Amongst all the features Xcode 7 incorporates, there is one that admittedly distinguishes; that is the new revolutionary, much better way to write code documentation. With the introduction of Xcode 7, developers can use the powerful Markdown syntax to apply rich text formatting to the text of their documentation, which in combination to specific keywords that indicate special parts (like parameters, function results, etc) can result to an amazing outcome. The new Markdown-enabled documentation style, as the new one has several advantages: It provides greater level for customizing the text, it’s more flexible, and of course, more interesting. However, if you’re still interested in the old-style documenting style, take a look in our previous tutorial.

Documenting the code is an extremely important task for every developer. Even though it seems that it stalls the development process, it’s actually a part of it. I won’t disagree that writing proper and comprehensive documentation for every single property, function, class, struct, or anything else that exists in a project is not an easy job. However by writing the proper documentation you can:

  • Describe the purpose of the properties, functions and classes up to the level of detail that you desire.
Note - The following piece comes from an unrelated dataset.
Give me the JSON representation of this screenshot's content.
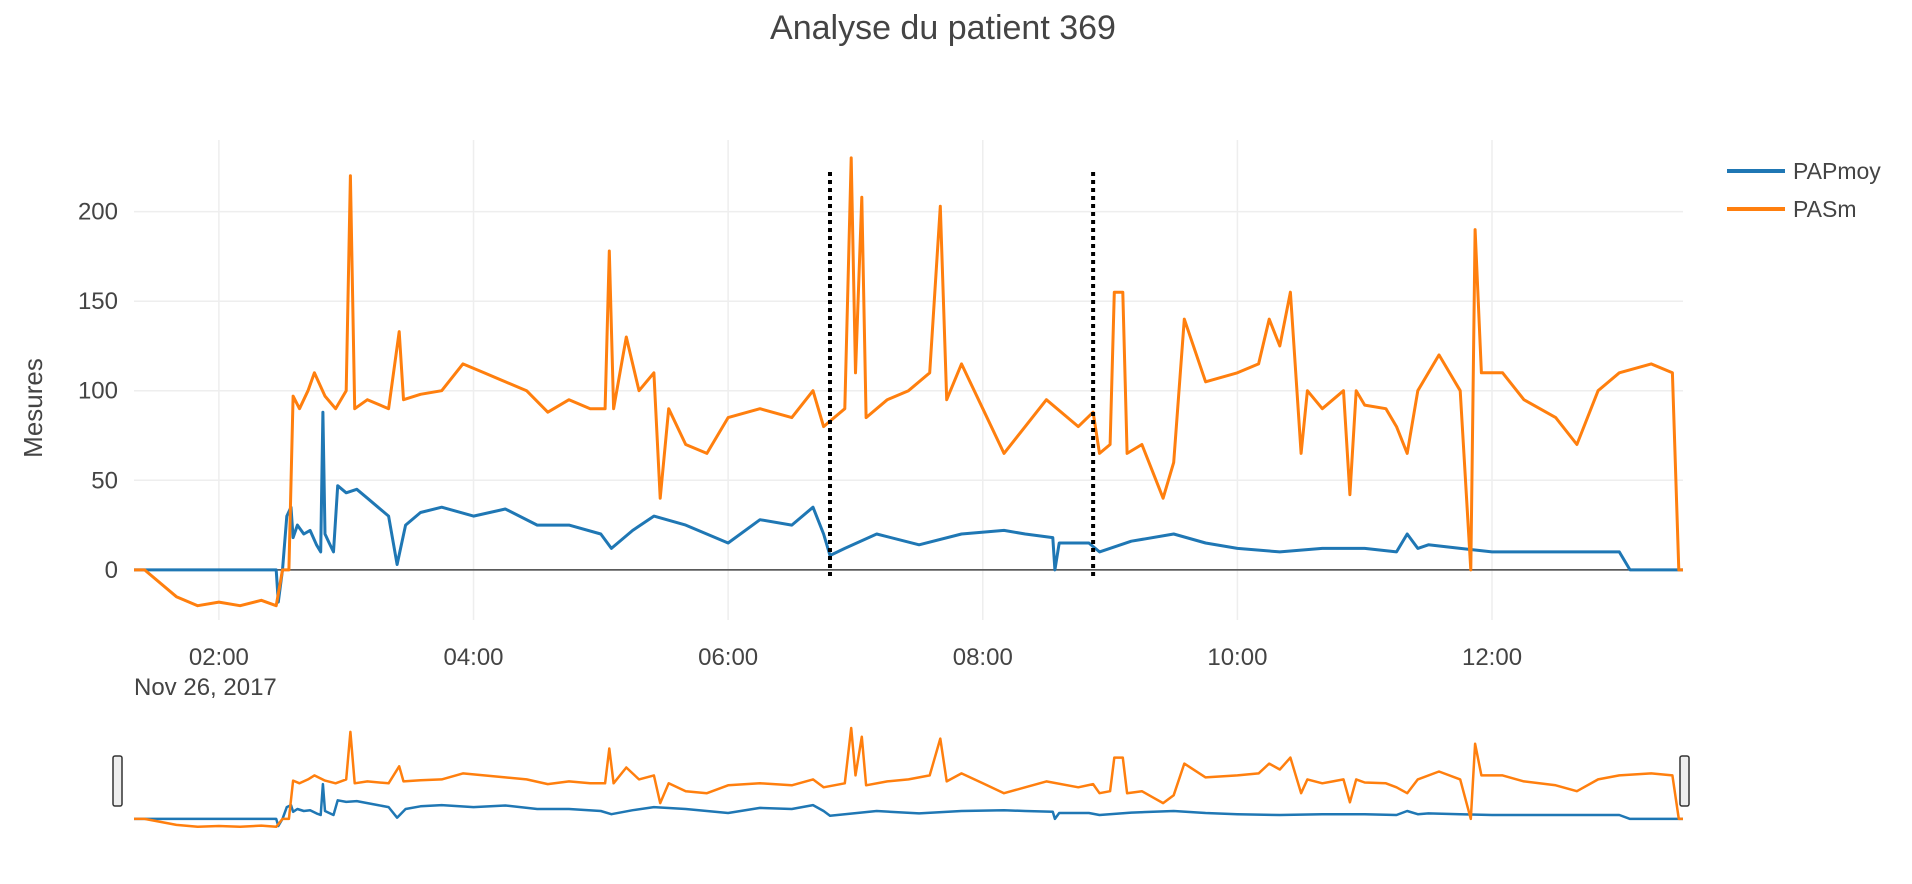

Moreover, it’s the best place to highlight specific conditions, cases or requirements for your functions that have to be noted somewhere.
  • Highlight the input and output (parameters and return values) of your methods.
  • Remember without any hassle what each function is meant to do and what each property is for when you revisit a project months after its initial implementation.
  • Make it easy for other developers to understand how to use your code when you share it or make your own libraries.
  • Produce professional-looking manuals using tools made for this reason (for example Jazzy).

The code documentation you write in Xcode can be previewed and accessed in three different ways:

  • By Option/Alt-Clicking to the name of a property, method, class, etc. The Quick Look preview will pop up right above or below the name.
  • By placing the cursor in the property, method or class name, and opening the Quick Help Inspector.
  • By using third-party tools that will produce a manual for you. For example, Jazzy is such a tool, and we’ll discuss about it later on. By using it, your documentation is compiled in webpages and all together consist of a standalone website that is being created as a subfolder inside your project’s folder.

Code documentation is not made of stone; it has to be fluid and change according to modifications being made in the respective entities (properties, methods, classes, structs, enums). It’s almost a rule that if you don’t add the documentation by the time of the implementation of a new entity, then it’s almost certain that you’ll never do it. Therefore, try to get used to the habit of documenting your code in the proper timing, and give it any additional time it requires so you make it proper. It worths it.